I told myself yesterday that at least I wasn’t on the couch watching the screen all day but really that’s not much of a pat on the back.

I love being passionate, being in the moment and zinging along with what I’m doing. It’s like a drug! A high.

But really writing is all about hard work. I love first drafts, revisions are okay if the ideas are still coming and third drafts are hard work but so important and part of the crafting. I think this is a stage where I always start getting new ideas and being frustrated. I start devising ways to work on multiple projects and I know this doesn’t work. To work on the second draft of the exegesis I had to do only that. No writing anything else. I had to let it fill up my mind so all I was doing was thinking about that. And because I haven’t finished the damn Phd yet, I can’t really start a new project. Hah! That’s definitely a problem for me.

Maybe I need one of those ‘what am I grateful? for moments. I’m in good health (except the knees!), my family are in good health, Canberra where I live has no active Covid-19 cases, we can go out (within reason and socially distance) and our incomes are pretty secure. We’ve just put a deposit on an EV car that should be here in 6 months. I should be disco dancing in the shower! I’m grateful for all of that but no dancing today.

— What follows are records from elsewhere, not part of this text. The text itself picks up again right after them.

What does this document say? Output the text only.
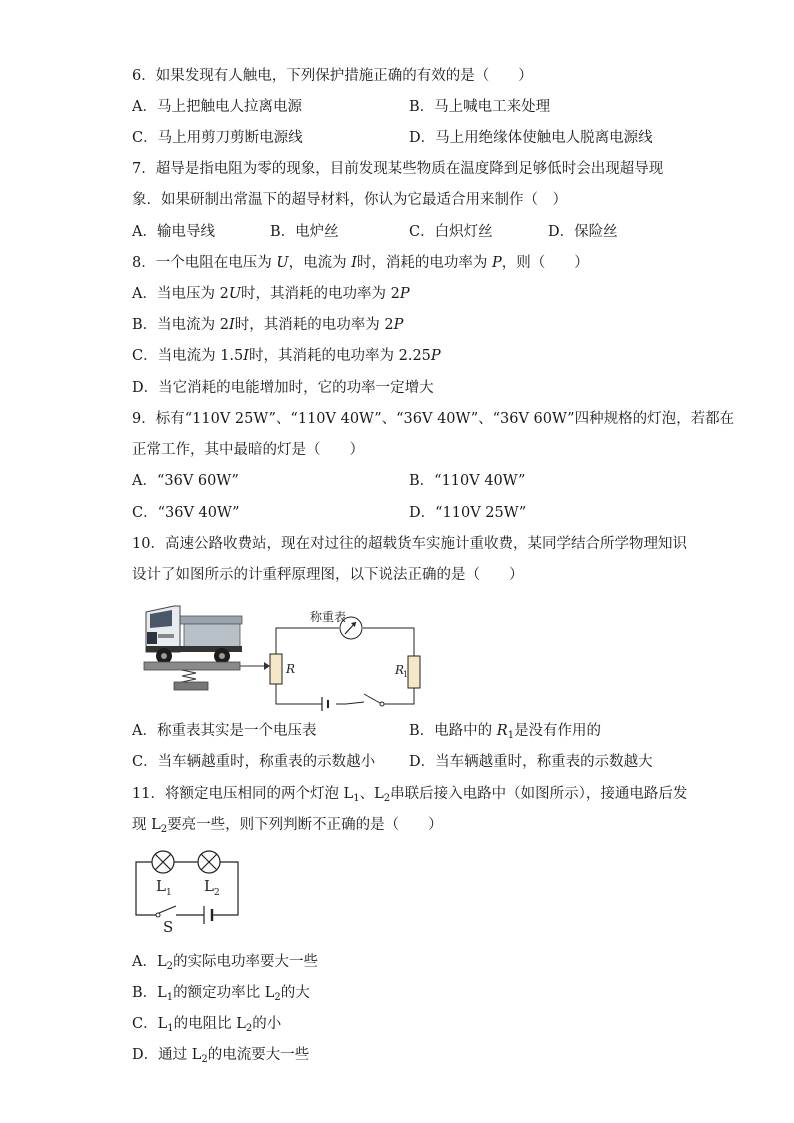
6．如果发现有人触电，下列保护措施正确的有效的是（　　）
A．马上把触电人拉离电源	B．马上喊电工来处理
C．马上用剪刀剪断电源线	D．马上用绝缘体使触电人脱离电源线
7．超导是指电阻为零的现象，目前发现某些物质在温度降到足够低时会出现超导现
象．如果研制出常温下的超导材料，你认为它最适合用来制作（　）
A．输电导线	B．电炉丝	C．白炽灯丝	D．保险丝
8．一个电阻在电压为 U，电流为 I时，消耗的电功率为 P，则（　　）
A．当电压为 2U时，其消耗的电功率为 2P
B．当电流为 2I时，其消耗的电功率为 2P
C．当电流为 1.5I时，其消耗的电功率为 2.25P
D．当它消耗的电能增加时，它的功率一定增大
9．标有“110V 25W”、“110V 40W”、“36V 40W”、“36V 60W”四种规格的灯泡，若都在
正常工作，其中最暗的灯是（　　）
A．“36V 60W”	B．“110V 40W”
C．“36V 40W”	D．“110V 25W”
10．高速公路收费站，现在对过往的超载货车实施计重收费，某同学结合所学物理知识
设计了如图所示的计重秤原理图，以下说法正确的是（　　）
称重表
R	R
1
A．称重表其实是一个电压表	B．电路中的 $R_1$是没有作用的
C．当车辆越重时，称重表的示数越小 D．当车辆越重时，称重表的示数越大
11．将额定电压相同的两个灯泡 $L_1$、$L_2$串联后接入电路中（如图所示），接通电路后发
现 $L_2$要亮一些，则下列判断不正确的是（　　）
L 1 L 2
S
A．$L_2$的实际电功率要大一些
B．$L_1$的额定功率比 $L_2$的大
C．$L_1$的电阻比 $L_2$的小
D．通过 $L_2$的电流要大一些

I’m a confessed passion junkie! Or as my friend Alisa said to me last year-you know you’ve got ADHD right? And the light went on, but that passion junkie aspect is so much a part of me and I miss being deep into something. Even if it was just like five minutes ago when I stopped.

The thing is I’m looking for passion somewhere external but it’s in me. Circumstances conspire to dampen my passion and I need to realise it will be there when I want it, that I haven’t lost it–it’s on a short break. And it’s normal to be floaty between projects or periods of frenetic activity. It’s a natural balancing act that lets my passion ferment so I have some for the next thing, the next shiny thing, that I focus on.

I need to stop searching for my passion because it’s in me. There are plenty of things I am passionate about and that’s probably my issue. Too many things. Too many exciting things and only one lifetime.